Council Chairman Stephen Moffitt Jr. said the increase was largely the result of contractual obligations related to salaries and benefits, which the city was required to pay in the current fiscal year, even if the city had not approved a budget in the 2021 referendum, which led to a zero increase in non-education funding.
Under the current proposal, general government expenditure would increase by 3.7% overall. In addition to contract obligations and energy costs that account for much of the increase, city officials said the budget also includes $159,500 to fund a full reassessment as required by the state at least once. every nine years.
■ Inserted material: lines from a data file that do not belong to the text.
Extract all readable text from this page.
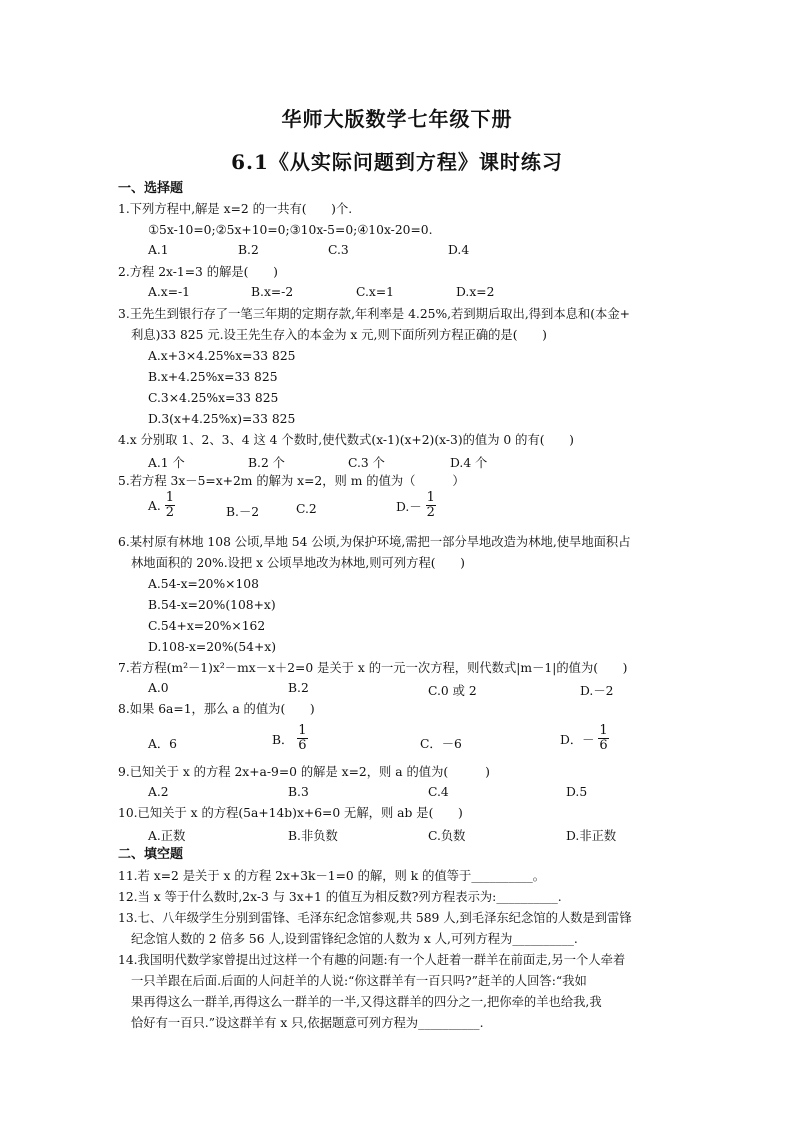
华师大版数学七年级下册
6.1《从实际问题到方程》课时练习
一、选择题
1.下列方程中,解是 x=2 的一共有(　　)个.
①5x-10=0;②5x+10=0;③10x-5=0;④10x-20=0.
A.1	B.2	C.3	D.4
2.方程 2x-1=3 的解是(　　)
A.x=-1	B.x=-2	C.x=1	D.x=2
3.王先生到银行存了一笔三年期的定期存款,年利率是 4.25%,若到期后取出,得到本息和(本金+
利息)33 825 元.设王先生存入的本金为 x 元,则下面所列方程正确的是(　　)
A.x+3×4.25%x=33 825
B.x+4.25%x=33 825
C.3×4.25%x=33 825
D.3(x+4.25%x)=33 825
4.x 分别取 1、2、3、4 这 4 个数时,使代数式(x-1)(x+2)(x-3)的值为 0 的有(　　)
A.1 个	B.2 个	C.3 个	D.4 个
5.若方程 3x－5=x+2m 的解为 x=2，则 m 的值为（　　　）
A. $\frac{1}{2}$	B.－2	C.2	$D.- \frac{1}{2}$
6.某村原有林地 108 公顷,旱地 54 公顷,为保护环境,需把一部分旱地改造为林地,使旱地面积占
林地面积的 20%.设把 x 公顷旱地改为林地,则可列方程(　　)
A.54-x=20%×108
B.54-x=20%(108+x)
C.54+x=20%×162
D.108-x=20%(54+x)
7.若方程(m²－1)x²－mx－x＋2=0 是关于 x 的一元一次方程，则代数式|m－1|的值为(　　)
A.0	B.2	C.0 或 2	D.－2
8.如果 6a=1，那么 a 的值为(　　)
A．6	B． $\frac{1}{6}$	C．－6	D．－ $\frac{1}{6}$
9.已知关于 x 的方程 2x+a-9=0 的解是 x=2，则 a 的值为(　　　)
A.2	B.3	C.4	D.5
10.已知关于 x 的方程(5a+14b)x+6=0 无解，则 ab 是(　　)
A.正数	B.非负数	C.负数	D.非正数
二、填空题
11.若 x=2 是关于 x 的方程 2x+3k－1=0 的解，则 k 的值等于__________。
12.当 x 等于什么数时,2x-3 与 3x+1 的值互为相反数?列方程表示为:__________.
13.七、八年级学生分别到雷锋、毛泽东纪念馆参观,共 589 人,到毛泽东纪念馆的人数是到雷锋
纪念馆人数的 2 倍多 56 人,设到雷锋纪念馆的人数为 x 人,可列方程为__________.
14.我国明代数学家曾提出过这样一个有趣的问题:有一个人赶着一群羊在前面走,另一个人牵着
一只羊跟在后面.后面的人问赶羊的人说:“你这群羊有一百只吗?”赶羊的人回答:“我如
果再得这么一群羊,再得这么一群羊的一半,又得这群羊的四分之一,把你牵的羊也给我,我
恰好有一百只.”设这群羊有 x 只,依据题意可列方程为__________.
At the current city tax rate of $18.53, an average home with an estimated value of $300,000 would pay $5,559.
“With the change in the ’22-’23 budget, that would result in a total tax bill of $5,571 for the average resident, an increase of $12,” Moffitt said.
City Councilman Scott Bill Hirst, who in recent months has been critical of the school board and administrators in the district he collectively calls “the Chariho Establishment,” criticized any increases in school spending and spoke out against the plans of the district, stating that he wants the district to conduct an external management study that would include a line-by-line review of all district expenditures to improve efficiency and find savings.
Hirst questioned the school committee’s motives, which he did at every meeting in 2022 involving budget discussions, and claimed they would never consider an external management study because “there would be no profit for them”. He also questioned the complacency of district residents, who he said did not hold school officials accountable.
“If you’re not prepared to hold Chariho accountable for his finances, which a lot of people aren’t doing, then it really has no relation to the rest of the city,” Hirst said.
With the annual meeting now over, the board has until Monday to make additional changes before the budget is announced and sent to a referendum. Residents will have the chance to take part in a one-day referendum on the budget on June 14 at Hopkinton Town Hall, 1 Townhouse Road, from 7 a.m. to 9 p.m.